Minggu, 12 Februari 2012

Dan Ibupun Menangis....

Selama hidup saya beberapa kali memelihara binatang. Sepasang kura-kura bodoh dan aneh bernama Angel dan Angelo, kucing-kucing bernama U'un, I'in, A'an, dan Evan, ayam kesayangan bernama Tina, dan burung hantu liar nyasar yang akhirnya berhasil dijinakkan suami saya, yang saya beri nama Jarot. Saat mereka mati, tentu saja saya sedih. Tapi saya tidak larut berlama-lama, dan bisa menerimanya dengan lapang dada. Namun lain halnya saat Inoy pergi. Ya, Inoy, induk Alanis dan Patrice yang jadi tokoh utama dalam posting saya terakhir. Tak hanya menangis meraung-raung, selama berhari-hari -bahkan sampai detik ini- hampir setiap 10 menit air mata saya meleleh tanpa bisa saya kendalikan. Dan ketika saya sudah tidak kuat menahan, saya akan menangis tersedu-sedu di tempat tersembunyi supaya tidak terlihat oleh putri saya, sebab iapun berduka sama banyaknya seperti saya. Saking berdukanya, pada hari ke-2 dan ke-3 saya bahkan sempat mengalami delusi.

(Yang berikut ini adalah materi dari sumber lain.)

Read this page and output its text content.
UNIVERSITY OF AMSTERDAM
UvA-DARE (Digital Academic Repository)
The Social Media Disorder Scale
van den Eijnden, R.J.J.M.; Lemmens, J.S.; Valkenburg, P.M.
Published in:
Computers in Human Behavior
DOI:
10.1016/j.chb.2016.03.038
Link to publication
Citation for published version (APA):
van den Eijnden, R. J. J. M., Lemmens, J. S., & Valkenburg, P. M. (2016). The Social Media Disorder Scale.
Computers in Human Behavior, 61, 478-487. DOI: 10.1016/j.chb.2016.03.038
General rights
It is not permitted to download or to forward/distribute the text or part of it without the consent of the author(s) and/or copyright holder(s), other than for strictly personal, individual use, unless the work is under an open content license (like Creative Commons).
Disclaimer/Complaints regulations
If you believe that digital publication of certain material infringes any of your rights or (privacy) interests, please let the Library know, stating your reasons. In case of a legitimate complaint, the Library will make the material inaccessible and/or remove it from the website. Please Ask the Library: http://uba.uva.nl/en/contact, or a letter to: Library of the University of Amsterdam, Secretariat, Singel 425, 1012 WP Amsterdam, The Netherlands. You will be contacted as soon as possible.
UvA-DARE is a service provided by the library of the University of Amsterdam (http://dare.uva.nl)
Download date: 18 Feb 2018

Saya bertanya-tanya, mengapa saya bisa berduka begitu dalam, sedangkan bukan hanya kali ini saya ditinggal mati binatang kesayangan? Bahkan beberapa kali saya harus terpisah dengan anjing-anjing saya sebelumnya. Setelah saya telaah, ternyata ini semua bukan semata-mata karena rasa sayang saya pada Inoy, melainkan lebih kepada apa yang telah ia berikan pada kami.

Inoy adalah anjing yang sangat devotif. Ke manapun saya pergi selalu diikuti, termasuk ke kamar mandi. Dan saat saya harus mengeluarkannya karena rumah sedang dipel, ia akan memandang saya dengan tatapan seakan bertanya, "Mengapa...????". Lalu saat saya muncul membawa pel untuk membersihkan teras, ia akan bergegas bangkit, menatap dari jauh, memandang saya dengan ekspresi yang besar kemungkinan berarti, "Sekarang sudah boleh dekat-dekat?". Ia memuja saya. Dambaannya yang terbesar adalah berada di dekat saya. Betapa besar hati saya mendapatkan luapan cinta semacam itu.

Dan bukan cuma itu saja. Ia adalah anjing penjaga yang sangat peka. Rumah saya yang terletak di pojok dengan halaman luas dan banyak pepohonan, nyaris terkucil, adalah sasaran empuk bagi pencuri. Tapi selama ada Inoy, tak ada seorangpun yang berani mendekat, padahal rumah tak pernah saya kunci siang malam. Dan ia adalah pemburu tikus yang sangat fanatik. Satu-satunya masa di mana saya bebas dari kelibatannya adalah ketika ia sedang berkonsentrasi menunggu kemunculan tikus-tikus tersebut. Militansinya terlihat dari ketabahannya berjaga di dekat liang tikus dari malam sampai subuh, tanpa sedikitpun memicingkan mata. Rumah saya yang didisain terbuka adalah mangsa empuk bagi tikus. Tapi Inoy adalah teror yang bagi mereka sangat horor.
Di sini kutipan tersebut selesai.